AudioNet: Audio Annotation of Consumer-Produced Videos

Audio and multimedia researchers at the International Computer Science Institute are beginning a project to provide human-generated audio annotations for the ~800,000 videos in the YFCC100M dataset. This will be an open-source resource for the multimedia community, as part of the Multimedia Commons.

To start us off, we need input from potential users of the dataset! What are you working on? How could a massive audio-annotated video corpus help you with that?

Input Channel #1: Take the AudioNet survey!

We want your opinions! Take the survey here.
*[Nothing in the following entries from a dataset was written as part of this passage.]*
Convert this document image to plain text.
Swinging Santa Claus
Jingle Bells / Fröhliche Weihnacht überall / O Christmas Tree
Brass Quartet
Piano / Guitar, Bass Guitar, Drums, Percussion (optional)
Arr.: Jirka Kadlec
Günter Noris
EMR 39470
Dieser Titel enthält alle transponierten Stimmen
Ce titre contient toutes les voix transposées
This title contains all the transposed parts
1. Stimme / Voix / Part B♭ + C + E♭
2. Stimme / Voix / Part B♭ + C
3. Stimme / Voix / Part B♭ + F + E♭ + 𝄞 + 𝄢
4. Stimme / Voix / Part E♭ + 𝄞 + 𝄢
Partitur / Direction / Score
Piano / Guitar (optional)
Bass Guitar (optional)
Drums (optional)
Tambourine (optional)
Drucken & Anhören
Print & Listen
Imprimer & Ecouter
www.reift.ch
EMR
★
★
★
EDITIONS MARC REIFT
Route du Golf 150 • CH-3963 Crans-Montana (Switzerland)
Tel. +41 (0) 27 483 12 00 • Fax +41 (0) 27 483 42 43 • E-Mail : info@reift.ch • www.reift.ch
Input Channel #2: Shoot us an email!

Contact us via jbernd[chez]icsi[stop]berkeley[stop]edu.

More About the Project

AudioNet will be a corpus of audio annotations on the ~800,000 YFCC100M videos, likely focusing on audio concepts, and including annotations relevant to particular tasks like scene classification, event detection, and sentiment analysis. Audio concepts like crowd cheering or fire alarm have been used in video analysis to detect situations that may be difficult to identify using visual means alone.

Audio analysis thus provides an important complement to analysis of the visual stream in videos. Recent research in integrating these data sources to increase classification accuracy is promising. However, efforts to leverage this potential have been delayed by the fact that audio researchers do not have access to nearly the scale and variety of ground-truth corpora that can be found in the image domain.
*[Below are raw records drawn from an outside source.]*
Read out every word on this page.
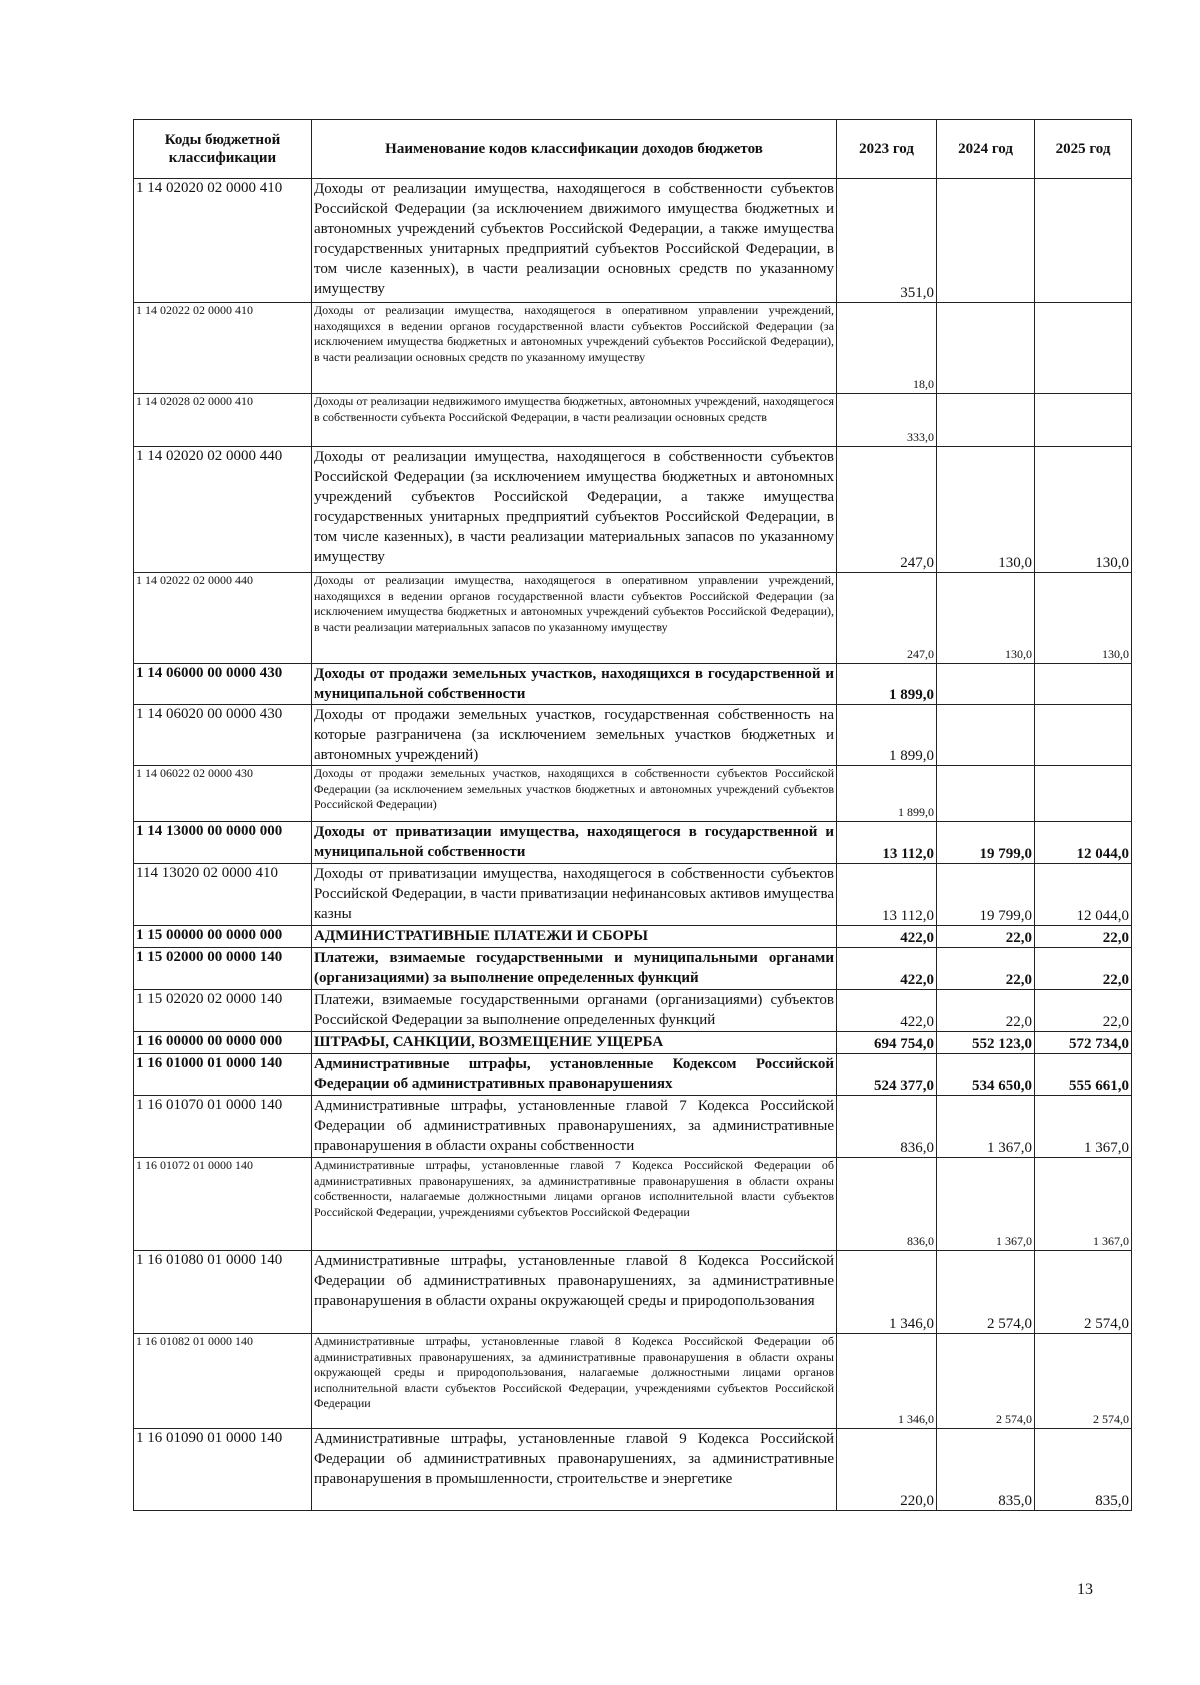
Коды бюджетной классификации	Наименование кодов классификации доходов бюджетов	2023 год	2024 год	2025 год
1 14 02020 02 0000 410	Доходы от реализации имущества, находящегося в собственности субъектов Российской Федерации (за исключением движимого имущества бюджетных и автономных учреждений субъектов Российской Федерации, а также имущества государственных унитарных предприятий субъектов Российской Федерации, в том числе казенных), в части реализации основных средств по указанному имуществу	351,0		
1 14 02022 02 0000 410	Доходы от реализации имущества, находящегося в оперативном управлении учреждений, находящихся в ведении органов государственной власти субъектов Российской Федерации (за исключением имущества бюджетных и автономных учреждений субъектов Российской Федерации), в части реализации основных средств по указанному имуществу	18,0		
1 14 02028 02 0000 410	Доходы от реализации недвижимого имущества бюджетных, автономных учреждений, находящегося в собственности субъекта Российской Федерации, в части реализации основных средств	333,0		
1 14 02020 02 0000 440	Доходы от реализации имущества, находящегося в собственности субъектов Российской Федерации (за исключением имущества бюджетных и автономных учреждений субъектов Российской Федерации, а также имущества государственных унитарных предприятий субъектов Российской Федерации, в том числе казенных), в части реализации материальных запасов по указанному имуществу	247,0	130,0	130,0
1 14 02022 02 0000 440	Доходы от реализации имущества, находящегося в оперативном управлении учреждений, находящихся в ведении органов государственной власти субъектов Российской Федерации (за исключением имущества бюджетных и автономных учреждений субъектов Российской Федерации), в части реализации материальных запасов по указанному имуществу	247,0	130,0	130,0
1 14 06000 00 0000 430	Доходы от продажи земельных участков, находящихся в государственной и муниципальной собственности	1 899,0		
1 14 06020 00 0000 430	Доходы от продажи земельных участков, государственная собственность на которые разграничена (за исключением земельных участков бюджетных и автономных учреждений)	1 899,0		
1 14 06022 02 0000 430	Доходы от продажи земельных участков, находящихся в собственности субъектов Российской Федерации (за исключением земельных участков бюджетных и автономных учреждений субъектов Российской Федерации)	1 899,0		
1 14 13000 00 0000 000	Доходы от приватизации имущества, находящегося в государственной и муниципальной собственности	13 112,0	19 799,0	12 044,0
114 13020 02 0000 410	Доходы от приватизации имущества, находящегося в собственности субъектов Российской Федерации, в части приватизации нефинансовых активов имущества казны	13 112,0	19 799,0	12 044,0
1 15 00000 00 0000 000	АДМИНИСТРАТИВНЫЕ ПЛАТЕЖИ И СБОРЫ	422,0	22,0	22,0
1 15 02000 00 0000 140	Платежи, взимаемые государственными и муниципальными органами (организациями) за выполнение определенных функций	422,0	22,0	22,0
1 15 02020 02 0000 140	Платежи, взимаемые государственными органами (организациями) субъектов Российской Федерации за выполнение определенных функций	422,0	22,0	22,0
1 16 00000 00 0000 000	ШТРАФЫ, САНКЦИИ, ВОЗМЕЩЕНИЕ УЩЕРБА	694 754,0	552 123,0	572 734,0
1 16 01000 01 0000 140	Административные штрафы, установленные Кодексом Российской Федерации об административных правонарушениях	524 377,0	534 650,0	555 661,0
1 16 01070 01 0000 140	Административные штрафы, установленные главой 7 Кодекса Российской Федерации об административных правонарушениях, за административные правонарушения в области охраны собственности	836,0	1 367,0	1 367,0
1 16 01072 01 0000 140	Административные штрафы, установленные главой 7 Кодекса Российской Федерации об административных правонарушениях, за административные правонарушения в области охраны собственности, налагаемые должностными лицами органов исполнительной власти субъектов Российской Федерации, учреждениями субъектов Российской Федерации	836,0	1 367,0	1 367,0
1 16 01080 01 0000 140	Административные штрафы, установленные главой 8 Кодекса Российской Федерации об административных правонарушениях, за административные правонарушения в области охраны окружающей среды и природопользования	1 346,0	2 574,0	2 574,0
1 16 01082 01 0000 140	Административные штрафы, установленные главой 8 Кодекса Российской Федерации об административных правонарушениях, за административные правонарушения в области охраны окружающей среды и природопользования, налагаемые должностными лицами органов исполнительной власти субъектов Российской Федерации, учреждениями субъектов Российской Федерации	1 346,0	2 574,0	2 574,0
1 16 01090 01 0000 140	Административные штрафы, установленные главой 9 Кодекса Российской Федерации об административных правонарушениях, за административные правонарушения в промышленности, строительстве и энергетике	220,0	835,0	835,0
13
AudioNet will be structured using existing semantic classification resources like WordNet and/or FrameNet, so it can easily be integrated with other projects that use those resources.

The project originates at ICSI with Gerald Friedland, Julia Bernd, and Jaeyoung Choi. As we plan for AudioNet, we aim to get a better understanding of the needs and priorities of audio and multimedia researchers as regards annotated audio corpora, in terms of common tasks, target domains, and preferred formats.